De ce jour, ce devait être en 1982, j’ai gardé le souvenir de Marcel Razanamasy, alors membre de la Haute Cour Constitutionnelle, balayant les requêtes sans preuve et les dénonciations mystérieuses en disant que «la HCC n’a pas le pouvoir ésotérique de divination».

Un jour, et fasse que ce soit dès 2023 et les prochaines élections présidentielles, j’espère ne plus avoir à rappeler de vieilles Chroniques toujours d’actualité, comme celle-ci, du 06 jancier 2014 : «Dans les pays modernes, où les résultats sont connus à l’instant même de la fermeture des bureaux de vote, tout le monde s’en remet immédiatement aux premières projections de l’administration chargée de l’organisation électorale : le caractère républicain de la démocratie, qu’on pourrait rapprocher de notre volonté de «Fihavanana», réside dans la reconnaissance publique de sa défaite, précédée de félicitations personnelles privées, à l’adresse du vainqueur» (Chronique VANF, «Le decorum est déjà le message»).
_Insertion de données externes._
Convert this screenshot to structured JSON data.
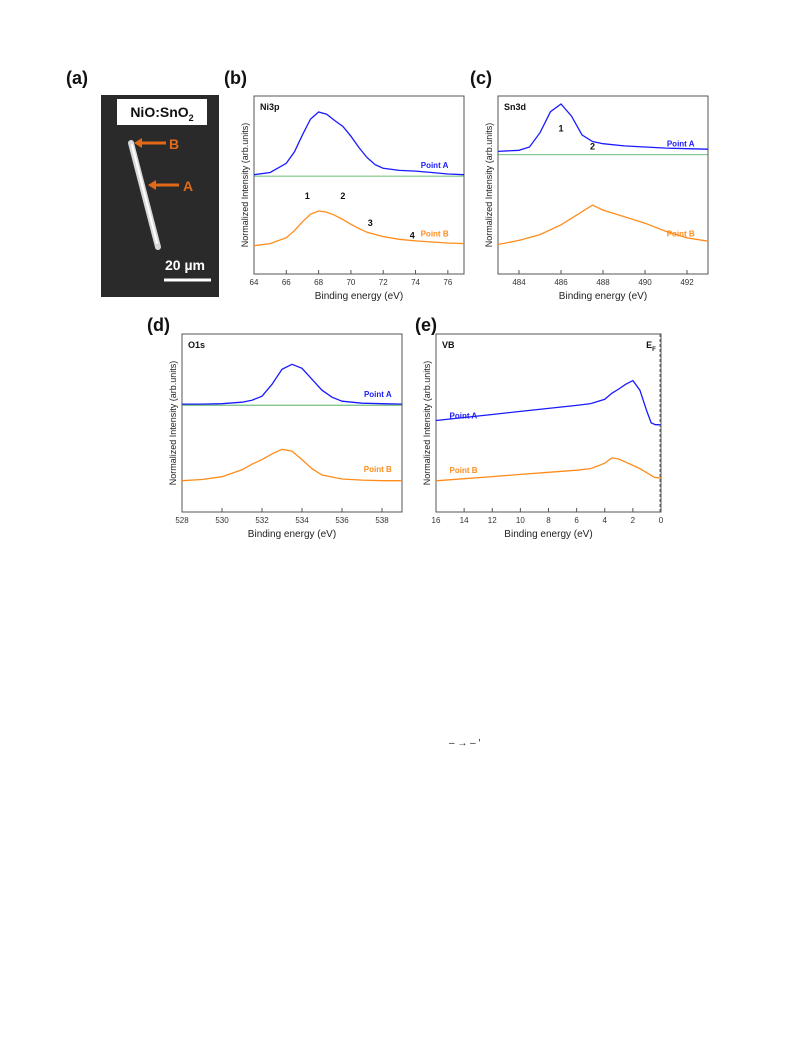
{
  "panels": {
    "a": {
      "label": "(a)",
      "title_main": "NiO:SnO",
      "title_sub": "2",
      "marker_b": "B",
      "marker_a": "A",
      "scale": "20 µm"
    },
    "b": {
      "label": "(b)",
      "tag": "Ni3p",
      "peaks": [
        "1",
        "2",
        "3",
        "4"
      ]
    },
    "c": {
      "label": "(c)",
      "tag": "Sn3d",
      "peaks": [
        "1",
        "2"
      ]
    },
    "d": {
      "label": "(d)",
      "tag": "O1s"
    },
    "e": {
      "label": "(e)",
      "tag": "VB",
      "ef_main": "E",
      "ef_sub": "F"
    }
  },
  "stray_marks": "–  →        –   ′",
  "chart_data": [
    {
      "id": "b",
      "type": "line",
      "title": "Ni3p",
      "xlabel": "Binding energy (eV)",
      "ylabel": "Normalized Intensity (arb.units)",
      "xlim": [
        64,
        77
      ],
      "xticks": [
        64,
        66,
        68,
        70,
        72,
        74,
        76
      ],
      "series": [
        {
          "name": "Point A",
          "color": "#1a1aff",
          "x": [
            64,
            65,
            66,
            66.5,
            67,
            67.5,
            68,
            68.5,
            69,
            69.5,
            70,
            70.5,
            71,
            71.5,
            72,
            73,
            74,
            75,
            76,
            77
          ],
          "y": [
            0.02,
            0.05,
            0.18,
            0.34,
            0.58,
            0.8,
            0.9,
            0.87,
            0.78,
            0.7,
            0.56,
            0.4,
            0.26,
            0.16,
            0.11,
            0.08,
            0.07,
            0.05,
            0.03,
            0.02
          ]
        },
        {
          "name": "Point B",
          "color": "#ff8c1a",
          "x": [
            64,
            65,
            66,
            66.5,
            67,
            67.5,
            68,
            68.5,
            69,
            69.5,
            70,
            70.5,
            71,
            72,
            73,
            74,
            75,
            76,
            77
          ],
          "y": [
            0.03,
            0.07,
            0.18,
            0.31,
            0.48,
            0.62,
            0.68,
            0.66,
            0.6,
            0.52,
            0.43,
            0.35,
            0.28,
            0.2,
            0.15,
            0.12,
            0.1,
            0.08,
            0.07
          ]
        }
      ]
    },
    {
      "id": "c",
      "type": "line",
      "title": "Sn3d",
      "xlabel": "Binding energy (eV)",
      "ylabel": "Normalized Intensity (arb.units)",
      "xlim": [
        483,
        493
      ],
      "xticks": [
        484,
        486,
        488,
        490,
        492
      ],
      "series": [
        {
          "name": "Point A",
          "color": "#1a1aff",
          "x": [
            483,
            484,
            484.5,
            485,
            485.5,
            486,
            486.5,
            487,
            487.5,
            488,
            489,
            490,
            491,
            492,
            493
          ],
          "y": [
            0.06,
            0.08,
            0.14,
            0.4,
            0.78,
            0.92,
            0.7,
            0.36,
            0.24,
            0.2,
            0.16,
            0.14,
            0.12,
            0.11,
            0.1
          ]
        },
        {
          "name": "Point B",
          "color": "#ff8c1a",
          "x": [
            483,
            484,
            485,
            486,
            486.5,
            487,
            487.5,
            488,
            489,
            490,
            491,
            492,
            493
          ],
          "y": [
            0.1,
            0.15,
            0.22,
            0.34,
            0.42,
            0.5,
            0.58,
            0.52,
            0.44,
            0.36,
            0.26,
            0.18,
            0.14
          ]
        }
      ]
    },
    {
      "id": "d",
      "type": "line",
      "title": "O1s",
      "xlabel": "Binding energy (eV)",
      "ylabel": "Normalized Intensity (arb.units)",
      "xlim": [
        528,
        539
      ],
      "xticks": [
        528,
        530,
        532,
        534,
        536,
        538
      ],
      "series": [
        {
          "name": "Point A",
          "color": "#1a1aff",
          "x": [
            528,
            529,
            530,
            531,
            531.5,
            532,
            532.5,
            533,
            533.5,
            534,
            534.5,
            535,
            535.5,
            536,
            537,
            538,
            539
          ],
          "y": [
            0.02,
            0.02,
            0.03,
            0.06,
            0.1,
            0.18,
            0.42,
            0.72,
            0.82,
            0.74,
            0.52,
            0.3,
            0.16,
            0.08,
            0.04,
            0.03,
            0.02
          ]
        },
        {
          "name": "Point B",
          "color": "#ff8c1a",
          "x": [
            528,
            529,
            530,
            531,
            531.5,
            532,
            532.5,
            533,
            533.5,
            534,
            534.5,
            535,
            536,
            537,
            538,
            539
          ],
          "y": [
            0.05,
            0.07,
            0.12,
            0.24,
            0.34,
            0.42,
            0.52,
            0.6,
            0.57,
            0.42,
            0.26,
            0.15,
            0.08,
            0.06,
            0.05,
            0.05
          ]
        }
      ]
    },
    {
      "id": "e",
      "type": "line",
      "title": "VB",
      "xlabel": "Binding energy (eV)",
      "ylabel": "Normalized Intensity (arb.units)",
      "xlim": [
        16,
        0
      ],
      "xticks": [
        16,
        14,
        12,
        10,
        8,
        6,
        4,
        2,
        0
      ],
      "series": [
        {
          "name": "Point A",
          "color": "#1a1aff",
          "x": [
            16,
            14,
            12,
            10,
            8,
            6,
            5,
            4,
            3.5,
            3,
            2.5,
            2,
            1.5,
            1,
            0.7,
            0.4,
            0
          ],
          "y": [
            0.1,
            0.15,
            0.2,
            0.25,
            0.3,
            0.35,
            0.38,
            0.45,
            0.55,
            0.62,
            0.7,
            0.76,
            0.6,
            0.25,
            0.06,
            0.03,
            0.03
          ]
        },
        {
          "name": "Point B",
          "color": "#ff8c1a",
          "x": [
            16,
            14,
            12,
            10,
            8,
            6,
            5,
            4,
            3.5,
            3,
            2.5,
            2,
            1.5,
            1,
            0.5,
            0
          ],
          "y": [
            0.05,
            0.09,
            0.13,
            0.17,
            0.21,
            0.25,
            0.28,
            0.38,
            0.48,
            0.46,
            0.4,
            0.34,
            0.28,
            0.2,
            0.12,
            0.1
          ]
        }
      ]
    }
  ]
}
Grandir en élections, grandir en démocratie, suppose, au-delà de l’informatisation intégrale de tout le processus, une posture encline à l’acceptation du verdict plutôt qu’une attitude volontiers de contestation. Grandir en élections, grandir en démocratie, c’est un jour cesser d’appréhender le jour d’après, le lendemain de la proclamation. Bien évidemment, la confiance en amont dans l’organisation, favorisera la confiance en aval dans les résultats.

À l’instar de ce qui se passe dans les «vieilles» démocraties, d’abord et surtout établies dans les moeurs des populations et dans les pratiques de la classe politique, nous aurions aimé que lesdits résultats n’attendent pas J+21 pour leur proclamation. Un résultat idéalement connu en temps réel suppose également de concéder aussitôt dans la foulée sa défaite, pour le camp qui viendrait à perdre.

Les trois principaux candidats auraient pu se partager les trois tiers de l’électorat, mais les résultats officieux du premier tour sont trop marqués pour qu’il subsiste un doute quant à l’identité des deux finalistes au second tour. L’élimination du Président sortant est définitivement inédite, mais si cette élimination précoce apparaît comme une sanction à son encontre, elle sonne également comme un avertissement à son successeur et pourrait légitimer l’idée d’un mandat unique, irrévocable et non renouvelable. Avec l’histoire comme seule juge.

À ce président sortant, déjà inscrit dans le jour d’après, j’aimerais rappeler à son actif l’acceptation de l’écourtement de son mandat et une démission dans les règles fixées par la Constitution. Cette image de «démocrate» doit être parachevée par l’acceptation digne du verdict des urnes. D’une première malheureuse, il ferait alors un précédent historique.